O impulso para a dominação nasce do medo da perda do próprio "Eu". Temor que se desnuda em qualquer situação em que o sujeito se vê ameaçado ante o desconhecido.
É nessa perspectiva que 'mito' e 'ciência' (ou 'razão') possuem gênese comum. Pois, ambos querem controlar as forças desconhecidas da natureza; desejam equilibrar a multiplicidade incontrolada do 'sensível'.
O mito, no caso, tem o seu peculiar procedimento: é o "sacerdote" da "tribo" que mimetiza gestos de cólera ou de pacificação frente às potências naturais.
Quando da existência única dos mitos, havia um 'diálogo' comunicativo entre a natureza e os homens, que se permitiam estar assustados por forças ignoradas.
A ciência, todavia, transformou toda a natureza em um formidável juízo de valores analíticos, compelindo-a à adoção da linguagem do número. Formalizou a 'potência' natural, limitando-a ao terreno da matemática.

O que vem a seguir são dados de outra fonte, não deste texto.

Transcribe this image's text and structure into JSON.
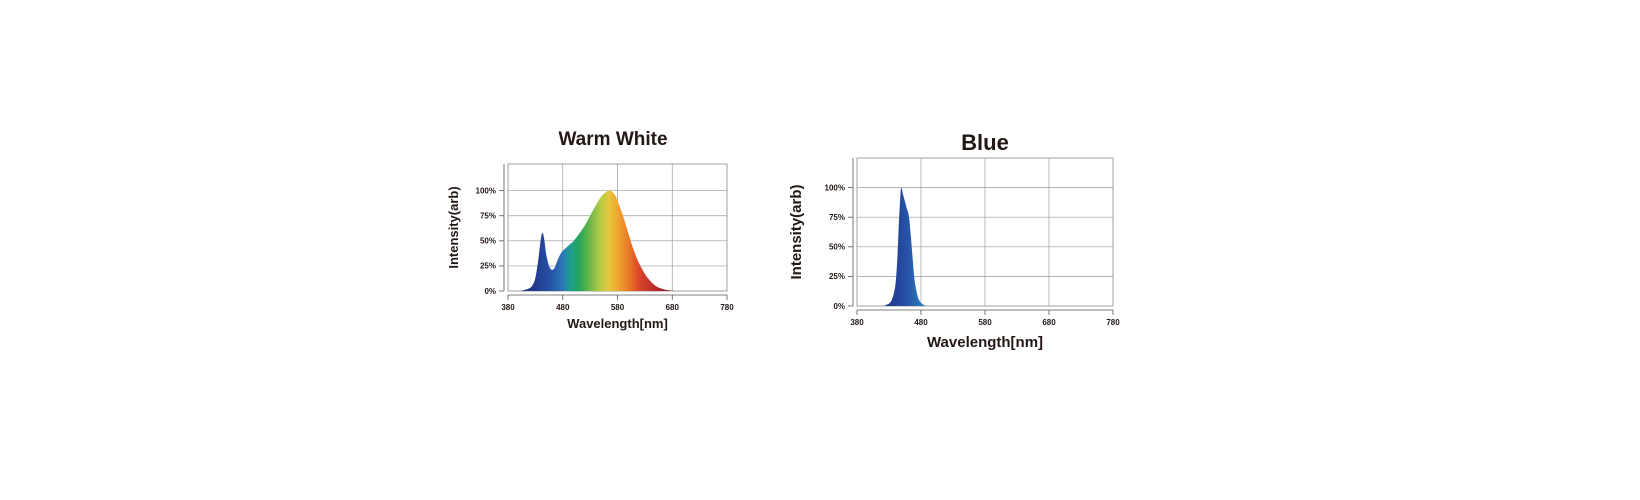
{
  "chart_data": [
    {
      "type": "area",
      "title": "Warm White",
      "xlabel": "Wavelength[nm]",
      "ylabel": "Intensity(arb)",
      "xlim": [
        380,
        780
      ],
      "ylim": [
        0,
        100
      ],
      "x_ticks": [
        "380",
        "480",
        "580",
        "680",
        "780"
      ],
      "y_ticks": [
        "0%",
        "25%",
        "50%",
        "75%",
        "100%"
      ],
      "grid": true,
      "series": [
        {
          "x": [
            380,
            400,
            410,
            420,
            425,
            430,
            435,
            440,
            443,
            446,
            450,
            455,
            460,
            465,
            470,
            475,
            480,
            490,
            500,
            510,
            520,
            530,
            540,
            550,
            560,
            565,
            570,
            575,
            580,
            590,
            600,
            610,
            620,
            630,
            640,
            650,
            660,
            670,
            680,
            690,
            700,
            710,
            720
          ],
          "values": [
            0,
            0,
            1,
            3,
            6,
            13,
            30,
            52,
            58,
            52,
            36,
            25,
            21,
            23,
            30,
            36,
            40,
            45,
            50,
            57,
            65,
            75,
            85,
            94,
            99,
            100,
            99,
            96,
            90,
            75,
            57,
            40,
            27,
            17,
            10,
            5,
            2.5,
            1,
            0.3,
            0,
            0,
            0,
            0
          ]
        }
      ]
    },
    {
      "type": "area",
      "title": "Blue",
      "xlabel": "Wavelength[nm]",
      "ylabel": "Intensity(arb)",
      "xlim": [
        380,
        780
      ],
      "ylim": [
        0,
        100
      ],
      "x_ticks": [
        "380",
        "480",
        "580",
        "680",
        "780"
      ],
      "y_ticks": [
        "0%",
        "25%",
        "50%",
        "75%",
        "100%"
      ],
      "grid": true,
      "series": [
        {
          "x": [
            380,
            420,
            425,
            430,
            435,
            440,
            443,
            445,
            447,
            449,
            452,
            455,
            458,
            461,
            464,
            467,
            470,
            474,
            478,
            484,
            490,
            500,
            780
          ],
          "values": [
            0,
            0,
            1,
            2,
            6,
            18,
            40,
            65,
            86,
            100,
            94,
            88,
            82,
            76,
            60,
            40,
            22,
            10,
            4,
            1,
            0.3,
            0,
            0
          ]
        }
      ]
    }
  ]
}
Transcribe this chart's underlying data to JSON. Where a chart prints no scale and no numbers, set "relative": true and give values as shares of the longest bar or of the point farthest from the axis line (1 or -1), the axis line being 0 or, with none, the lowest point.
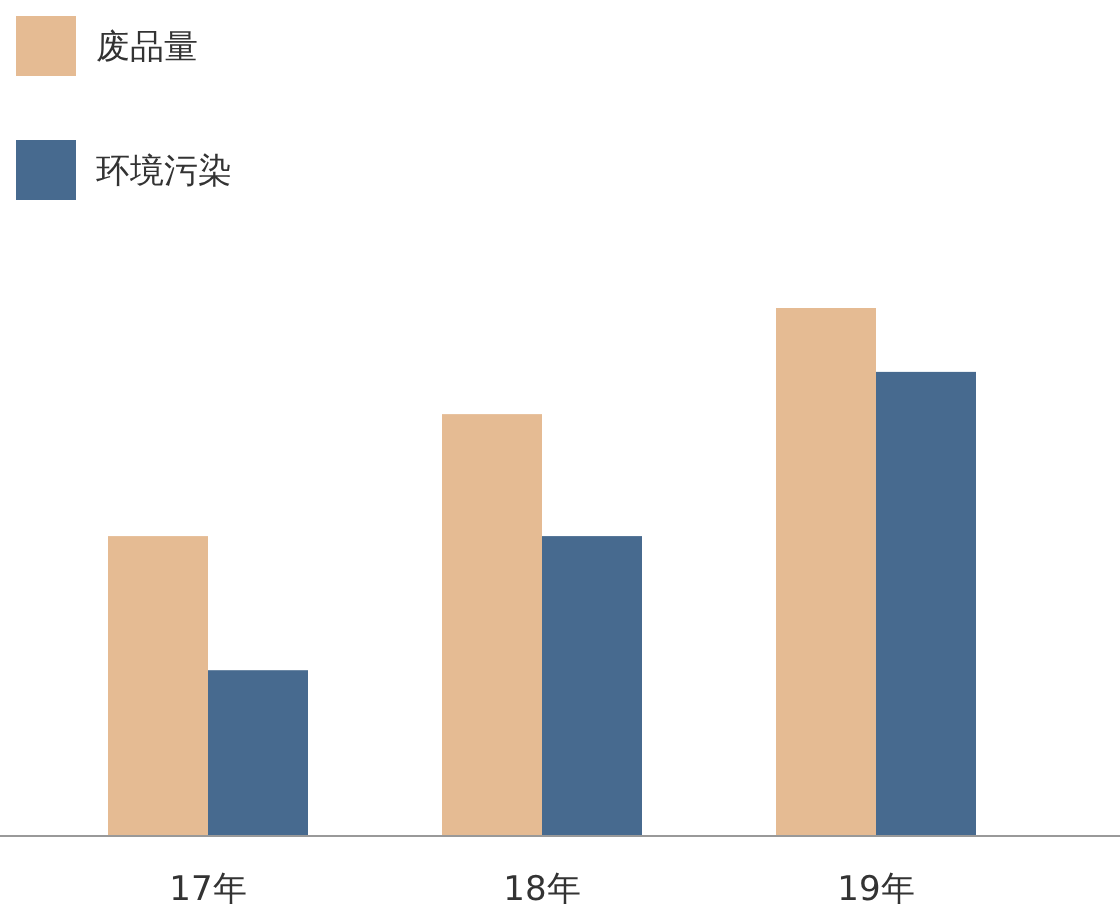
{
  "chart_data": {
    "type": "bar",
    "relative": true,
    "categories": [
      "17年",
      "18年",
      "19年"
    ],
    "series": [
      {
        "name": "废品量",
        "color": "#e5bb93",
        "values": [
          0.568,
          0.799,
          1
        ]
      },
      {
        "name": "环境污染",
        "color": "#476a8f",
        "values": [
          0.314,
          0.568,
          0.879
        ]
      }
    ],
    "legend": "top left"
  }
}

Essa ciência, a do "iluminismo", pretendendo desmistificar a natureza, retirar-lhe o encantamento, isolá-la do "feitiço"; o fez pelo recurso da razão que, a um só tempo, explica e domina os fenômenos naturais.
Por tal processo, a ciência "iluminista" alcançou o resultado de um contra-golpe: a vitória da desventura.
Ora, o mito desejava captar a origem, cabendo ao 'rito' o controle da manifestação dessa origem.
Abolido o mito e a magia, em seu lugar instalou-se a 'racionalidade', sempre de caráter ambíguo, porque "iluminadora" mas "controladora".
À imitação (mito) se sobrepôs o 'princípio da identidade': 'somente o que é idêntico na natureza deve ser conhecido'.
Daí o sujeito dotado de "luz natural", iluminado e iluminista, a dominar intelectualmente o mundo.
A razão no Ocidente caracteriza-se, por efeito, como 'razão de dominação'; de absoluto controle da natureza não só exterior, mas também a interior. É marcada ainda pela 'renúncia' e 'devoção'.
O paradoxo se resolve, contudo, quando se confirma que o objeto da renúncia continua a ser desejado. E, afinal, isso determinará o regresso do reprimido na civilização.
A racionalidade que afastou o sujeito do objeto, que separou corpo e alma, que segregou o "Eu" e o mundo, que distanciou a natureza da cultura... acaba por transformar paixões, emoções, sentidos, imaginação e memória em adversários do pensamento.
Cabe então ao sujeito, já sem os seus aspectos empíricos e individuais, ser o mestre e conhecedor da natureza. A fim de compreendê-la, e não mais para -a partir do seu controle- querer dominar o seu semelhante.